Ante esa situación desesperante su respuesta fue “el dinero no tiene dueño, si te robaron no podemos recuperarlo ya lo perdiste”. Con una desilucion total, me quede esperando el proximo vuelo, no tenía ganas de nada, me sentia demasiado mal, se me vinieron mil cosas a la cabeza, ¿Porque me estaba pasando esto a mi? que era todo el dinero que ahorre durante todo un año de trabajo.

Es imposible explicar con palabras lo que sentía, estaba en un pais donde no conocía nada y sin un centavo. Me quería volver y dejar todo. Embarcamos el vuelo a Salvador, yo solo lloraba, super angustiada y desganada. Cuando estábamos aterrizando senti una sensacion hermosa e intente calmarme un poco. Ahí nos estaban esperando quienes serían nuestra familia las próximas semanas, super felices. Desde el momento en que llegue empece a ver mi situacion de otra manera, no lograba nada estando triste, ya estaba aca, tenia que disfrutar y vivir esta experiencia.

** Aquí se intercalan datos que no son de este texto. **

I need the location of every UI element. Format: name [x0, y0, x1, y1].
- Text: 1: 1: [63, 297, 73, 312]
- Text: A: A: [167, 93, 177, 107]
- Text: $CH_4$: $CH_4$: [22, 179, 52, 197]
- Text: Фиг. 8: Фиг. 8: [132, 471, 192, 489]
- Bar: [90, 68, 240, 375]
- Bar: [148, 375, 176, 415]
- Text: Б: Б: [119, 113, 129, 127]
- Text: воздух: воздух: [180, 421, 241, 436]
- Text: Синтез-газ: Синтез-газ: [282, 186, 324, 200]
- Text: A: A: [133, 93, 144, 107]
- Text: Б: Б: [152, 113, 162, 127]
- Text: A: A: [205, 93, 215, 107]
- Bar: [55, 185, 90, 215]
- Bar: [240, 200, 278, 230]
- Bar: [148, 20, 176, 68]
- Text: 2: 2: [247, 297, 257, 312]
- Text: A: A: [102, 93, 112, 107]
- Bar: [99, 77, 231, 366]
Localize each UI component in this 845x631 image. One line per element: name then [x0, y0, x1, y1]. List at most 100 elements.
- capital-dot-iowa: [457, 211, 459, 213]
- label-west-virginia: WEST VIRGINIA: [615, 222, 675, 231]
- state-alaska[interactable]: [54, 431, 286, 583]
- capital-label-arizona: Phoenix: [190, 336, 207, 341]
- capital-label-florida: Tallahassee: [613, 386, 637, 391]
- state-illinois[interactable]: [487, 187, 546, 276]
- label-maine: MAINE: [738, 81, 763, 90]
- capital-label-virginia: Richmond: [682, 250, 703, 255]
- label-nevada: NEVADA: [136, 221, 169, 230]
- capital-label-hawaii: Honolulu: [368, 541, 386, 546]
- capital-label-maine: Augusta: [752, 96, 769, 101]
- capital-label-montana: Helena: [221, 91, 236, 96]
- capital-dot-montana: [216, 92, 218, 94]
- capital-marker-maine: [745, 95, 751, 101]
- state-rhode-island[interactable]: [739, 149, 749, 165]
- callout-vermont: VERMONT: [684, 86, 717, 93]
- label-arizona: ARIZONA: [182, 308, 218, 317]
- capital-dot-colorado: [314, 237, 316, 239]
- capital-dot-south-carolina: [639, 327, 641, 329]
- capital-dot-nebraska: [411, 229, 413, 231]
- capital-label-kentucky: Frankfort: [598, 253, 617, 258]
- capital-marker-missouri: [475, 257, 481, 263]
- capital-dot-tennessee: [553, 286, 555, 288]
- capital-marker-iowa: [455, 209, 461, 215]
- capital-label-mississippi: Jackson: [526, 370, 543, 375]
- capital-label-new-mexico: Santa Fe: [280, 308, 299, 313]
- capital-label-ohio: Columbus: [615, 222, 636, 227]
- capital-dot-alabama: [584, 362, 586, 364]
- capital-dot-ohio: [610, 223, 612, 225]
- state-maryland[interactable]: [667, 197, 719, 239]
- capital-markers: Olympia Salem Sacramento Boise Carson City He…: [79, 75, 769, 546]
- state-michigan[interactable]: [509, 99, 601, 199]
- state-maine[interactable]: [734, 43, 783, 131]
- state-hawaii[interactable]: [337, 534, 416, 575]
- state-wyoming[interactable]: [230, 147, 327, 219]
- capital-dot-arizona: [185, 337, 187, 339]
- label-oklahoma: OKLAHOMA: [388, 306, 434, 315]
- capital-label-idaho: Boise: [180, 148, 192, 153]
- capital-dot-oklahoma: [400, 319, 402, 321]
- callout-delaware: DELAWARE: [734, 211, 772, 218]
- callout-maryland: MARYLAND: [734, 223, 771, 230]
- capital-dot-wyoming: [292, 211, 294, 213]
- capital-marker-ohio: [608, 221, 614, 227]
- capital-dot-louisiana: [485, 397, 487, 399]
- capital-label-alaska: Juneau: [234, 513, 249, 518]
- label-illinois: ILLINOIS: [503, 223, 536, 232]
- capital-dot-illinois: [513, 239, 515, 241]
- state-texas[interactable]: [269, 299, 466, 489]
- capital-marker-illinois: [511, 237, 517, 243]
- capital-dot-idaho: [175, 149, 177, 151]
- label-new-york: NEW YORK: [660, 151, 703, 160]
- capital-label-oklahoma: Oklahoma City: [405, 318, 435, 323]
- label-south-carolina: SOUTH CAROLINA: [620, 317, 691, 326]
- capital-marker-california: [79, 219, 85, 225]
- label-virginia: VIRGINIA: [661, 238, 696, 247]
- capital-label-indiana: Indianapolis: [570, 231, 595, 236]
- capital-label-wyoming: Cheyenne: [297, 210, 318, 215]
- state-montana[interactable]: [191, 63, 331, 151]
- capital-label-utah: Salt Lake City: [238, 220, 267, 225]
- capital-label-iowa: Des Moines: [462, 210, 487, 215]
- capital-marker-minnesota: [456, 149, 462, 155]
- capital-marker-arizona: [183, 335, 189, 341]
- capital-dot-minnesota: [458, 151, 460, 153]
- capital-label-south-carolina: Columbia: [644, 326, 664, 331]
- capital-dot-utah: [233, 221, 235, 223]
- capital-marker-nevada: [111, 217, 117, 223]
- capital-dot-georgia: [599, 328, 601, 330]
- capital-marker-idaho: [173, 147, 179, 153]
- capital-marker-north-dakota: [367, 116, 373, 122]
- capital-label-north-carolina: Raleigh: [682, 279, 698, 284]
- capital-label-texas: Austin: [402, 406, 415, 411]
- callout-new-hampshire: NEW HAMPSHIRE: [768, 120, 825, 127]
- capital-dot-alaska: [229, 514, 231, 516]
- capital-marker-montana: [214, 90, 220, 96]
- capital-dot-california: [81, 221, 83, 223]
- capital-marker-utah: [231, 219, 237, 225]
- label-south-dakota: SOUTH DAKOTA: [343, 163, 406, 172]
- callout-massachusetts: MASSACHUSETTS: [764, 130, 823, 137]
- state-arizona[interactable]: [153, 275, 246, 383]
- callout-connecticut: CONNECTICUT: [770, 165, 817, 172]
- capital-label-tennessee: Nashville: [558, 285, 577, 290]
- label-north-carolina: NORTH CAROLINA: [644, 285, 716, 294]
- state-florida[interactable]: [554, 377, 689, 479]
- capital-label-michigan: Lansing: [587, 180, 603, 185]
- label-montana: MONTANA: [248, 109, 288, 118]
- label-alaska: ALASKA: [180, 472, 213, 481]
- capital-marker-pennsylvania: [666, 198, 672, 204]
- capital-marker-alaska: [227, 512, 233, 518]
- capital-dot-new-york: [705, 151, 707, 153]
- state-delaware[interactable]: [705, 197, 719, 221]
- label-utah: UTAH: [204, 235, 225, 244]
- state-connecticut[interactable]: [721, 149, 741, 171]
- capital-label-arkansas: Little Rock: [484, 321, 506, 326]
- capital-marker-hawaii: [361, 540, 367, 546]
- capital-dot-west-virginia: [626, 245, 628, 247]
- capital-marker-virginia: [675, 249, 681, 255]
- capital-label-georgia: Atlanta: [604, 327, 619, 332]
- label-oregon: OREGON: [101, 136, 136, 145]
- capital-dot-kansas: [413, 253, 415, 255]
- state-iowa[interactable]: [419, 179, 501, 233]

Juana y Meli vendiendo alfajores

Pasaron unos días y se nos ocurrió hacer alfajores con Juana, mi amiga voluntaria, para vender. Era genial para compartir algo de nuestra cultura y sobre todo ganar algo de dinero, tuvieron muchisimo exito y vendimos todos, por suerte, asique super felices.”

Meli me dijo que nada hubiese sido posible sin el apoyo de Juana, de su familia brasilera y de su familia argentina. Ella llegó a Brasil hace 3 semanas y me contó que estan terminando un mural en su ONG con las manos de los niños.

Meli me demostró que no existen las excusas cuando estás seguro de lo que querés hacer. Que en cualquier tropezón nos podemos levantar. Meli me demostró que siendo voluntaria tienen fuerza, convicción y valentía. Ella me demostró que se convirtió en uno de los 1000 líderes que el mundo desea ver.

¿Cuál va a ser la historia que vos querés contar?